Simon Cawdery, CFA, is an investment manager and governance professional who lives and works in the Cayman Islands. He writes regularly for the Compass.
Related Videos










Re Complex Health Insurance Problem. Simon is absolutely correct, we have a massive problem in Cayman. The ‘Reasonable Rates’ that are payable by our health insurance companies fall far short of the fees that doctors, dentists, hospitals and advanced radiography tests actually charge. These ‘Reasonable Rates’ need serious overhaul with regards to what is considered a reasonable charge and what is being billed. This would have a drastic effect on what insurance companies pay out, capping medical fees that are unreasonably higher than what is considered reasonable, with the aim to get this under control. The medical field has little to no limits on what they can charge, the insurance companies are still making huge profits regardless and the only people who get caught in the middle are the people who are mandated to have insurance coverage. Who is looking out for them???
Why does the largest employer by far, offer free medical services to all it’s staff, all their dependents and retirees. This must run into tens of thousands of individuals and is an insult to the rest of us who have to pay our own way. I exhausted my lifetime hearing allowance on a single pair of hearing aids, by no means the most expensive ones,whereas civil servants bought the top priced units at the same establishment without restriction.
The need for better solutions, especially the inequality in the system, is a critical issue for sure, so thank you. And it is complex. And perhaps far more complex than than the article alludes to. For instance, the Standard Health Insurance Fee schedule has not been updated in over 20 years. That’s 20 years of inflation cost increases providers have had to cover, but without any ability to address the added burden without adding additional charges (which we have resisted so far but many have done).
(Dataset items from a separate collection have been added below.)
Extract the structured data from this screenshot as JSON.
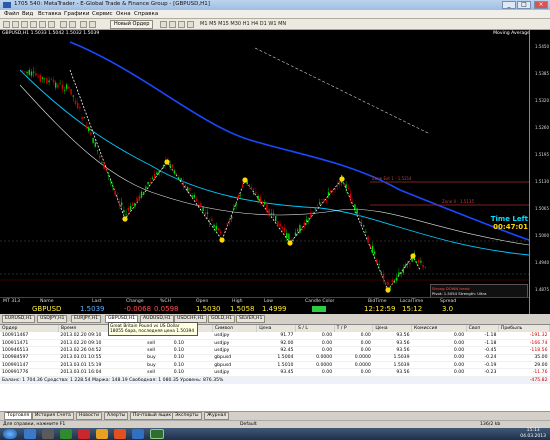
{
  "window": {
    "title": "1705 540: MetaTrader - E-Global Trade & Finance Group - [GBPUSD,H1]",
    "min": "_",
    "max": "□",
    "close": "×"
  },
  "menu": [
    "Файл",
    "Вид",
    "Вставка",
    "Графики",
    "Сервис",
    "Окна",
    "Справка"
  ],
  "toolbar": {
    "new_order": "Новый Ордер",
    "timeframes": "M1 M5 M15 M30 H1 H4 D1 W1 MN"
  },
  "chart": {
    "header": "GBPUSD,H1  1.5033 1.5042 1.5032 1.5039",
    "indicator": "Moving Average",
    "price_ticks": [
      "1.5450",
      "1.5385",
      "1.5320",
      "1.5260",
      "1.5195",
      "1.5130",
      "1.5065",
      "1.5000",
      "1.4940",
      "1.4875"
    ],
    "date_ticks": [
      "18 Feb 2013",
      "19 Feb 02:00",
      "19 Feb 18:00",
      "20 Feb 10:00",
      "21 Feb 02:00",
      "21 Feb 18:00",
      "22 Feb 10:00",
      "25 Feb 02:00",
      "25 Feb 18:00",
      "26 Feb 10:00",
      "27 Feb 02:00",
      "27 Feb 18:00",
      "28 Feb 10:00",
      "1 Mar 02:00",
      "1 Mar 18:00",
      "4 Mar 10:00"
    ],
    "time_left_label": "Time Left",
    "time_left": "00:47:01",
    "levels": [
      {
        "label": "Zone Ext 1 - 1.5214",
        "price": "1.5214"
      },
      {
        "label": "Zone 0 - 1.5135",
        "price": "1.5135"
      }
    ],
    "legend": [
      "Strong DOWN trend",
      "Pivot: 1.5054  Strength: Ultra"
    ],
    "strip": {
      "headers": [
        "MT 313",
        "Name",
        "Last",
        "Change",
        "%CH",
        "Open",
        "High",
        "Low",
        "Candle Color",
        "BidTime",
        "LocalTime",
        "Spread"
      ],
      "values": [
        "GBPUSD",
        "1.5039",
        "-0.0068",
        "0.0598",
        "1.5030",
        "1.5058",
        "1.4999",
        "",
        "12:12:59",
        "15:12",
        "3.0"
      ]
    }
  },
  "chart_tabs": [
    "EURUSD,H1",
    "USDJPY,H1",
    "EURJPY,H1",
    "GBPUSD,H1",
    "AUDUSD,H1",
    "USDCHF,H1",
    "GOLD,H1",
    "SILVER,H1"
  ],
  "tooltip": [
    "Great Britain Pound vs US Dollar",
    "18055 бара, последняя цена 1.50394"
  ],
  "terminal": {
    "columns": [
      "Ордер",
      "Время",
      "Тип",
      "Объём",
      "Символ",
      "Цена",
      "S / L",
      "T / P",
      "Цена",
      "Комиссия",
      "Своп",
      "Прибыль"
    ],
    "rows": [
      [
        "100911467",
        "2013.02.20 09:10",
        "sell",
        "0.10",
        "usdjpy",
        "91.77",
        "0.00",
        "0.00",
        "93.56",
        "0.00",
        "-1.18",
        "-191.32"
      ],
      [
        "100911471",
        "2013.02.20 09:10",
        "sell",
        "0.10",
        "usdjpy",
        "92.00",
        "0.00",
        "0.00",
        "93.56",
        "0.00",
        "-1.18",
        "-166.74"
      ],
      [
        "100946513",
        "2013.02.26 04:52",
        "sell",
        "0.10",
        "usdjpy",
        "92.45",
        "0.00",
        "0.00",
        "93.56",
        "0.00",
        "-0.45",
        "-118.56"
      ],
      [
        "100984597",
        "2013.03.01 10:55",
        "buy",
        "0.10",
        "gbpusd",
        "1.5004",
        "0.0000",
        "0.0000",
        "1.5039",
        "0.00",
        "-0.24",
        "35.00"
      ],
      [
        "100991147",
        "2013.03.01 15:19",
        "buy",
        "0.10",
        "gbpusd",
        "1.5010",
        "0.0000",
        "0.0000",
        "1.5039",
        "0.00",
        "-0.19",
        "29.00"
      ],
      [
        "100991776",
        "2013.03.01 16:04",
        "sell",
        "0.10",
        "usdjpy",
        "93.45",
        "0.00",
        "0.00",
        "93.56",
        "0.00",
        "-0.23",
        "-11.76"
      ]
    ],
    "balance": "Баланс: 1 704.36  Средства: 1 228.54  Маржа: 148.19  Свободная: 1 080.35  Уровень: 876.35%",
    "balance_total": "-475.82",
    "tabs": [
      "Торговля",
      "История Счета",
      "Новости",
      "Алерты",
      "Почтовый ящик",
      "Эксперты",
      "Журнал"
    ]
  },
  "status": {
    "help": "Для справки, нажмите F1",
    "profile": "Default",
    "traffic": "136/2 kb"
  },
  "clock": {
    "time": "15:13",
    "date": "04.03.2013"
  }
}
The fee schedule was heavily weighted to surgical procedures and diagnostics, where it probably remains sufficient. But it is now woefully insufficient for basic office consultants. Part of the reason for that is the need for very significant reform at the insurance administration level, which in many cases is a bloated, bureaucratic, cost-inducing minefield of ambiguity. Some insurers still even issue paper cheques.
On the subject of major national tenders, the impact of the very first in the manner described would be to effect the withdrawal of all the non-winning insurers from the Cayman Islands market. The temptation by some to offer a bid-winning but unsustainably low fee rate would be immense, knowing that without the same competition next time round (after it has all departed) they would have ample long term, no-competition opportunity to make up for lost revenue. A further point of risk in this is that with only one insurer game in town, it would remove the safety net for providers of having a market. Providers (and patients) already find that insurers sometimes adopt adverse rules in an ad hoc fashion, like suddenly not covering certain things that have historically been covered. Their protection or recourse is in having other insurers that do.
So, the need for debate in this area is huge. The need for better equality also. But in such a complex area, ALL of the issues need to be brought to the table, because an accidentally simplistic solution risks the provision of healthcare altogether, or its quality, not just the costs.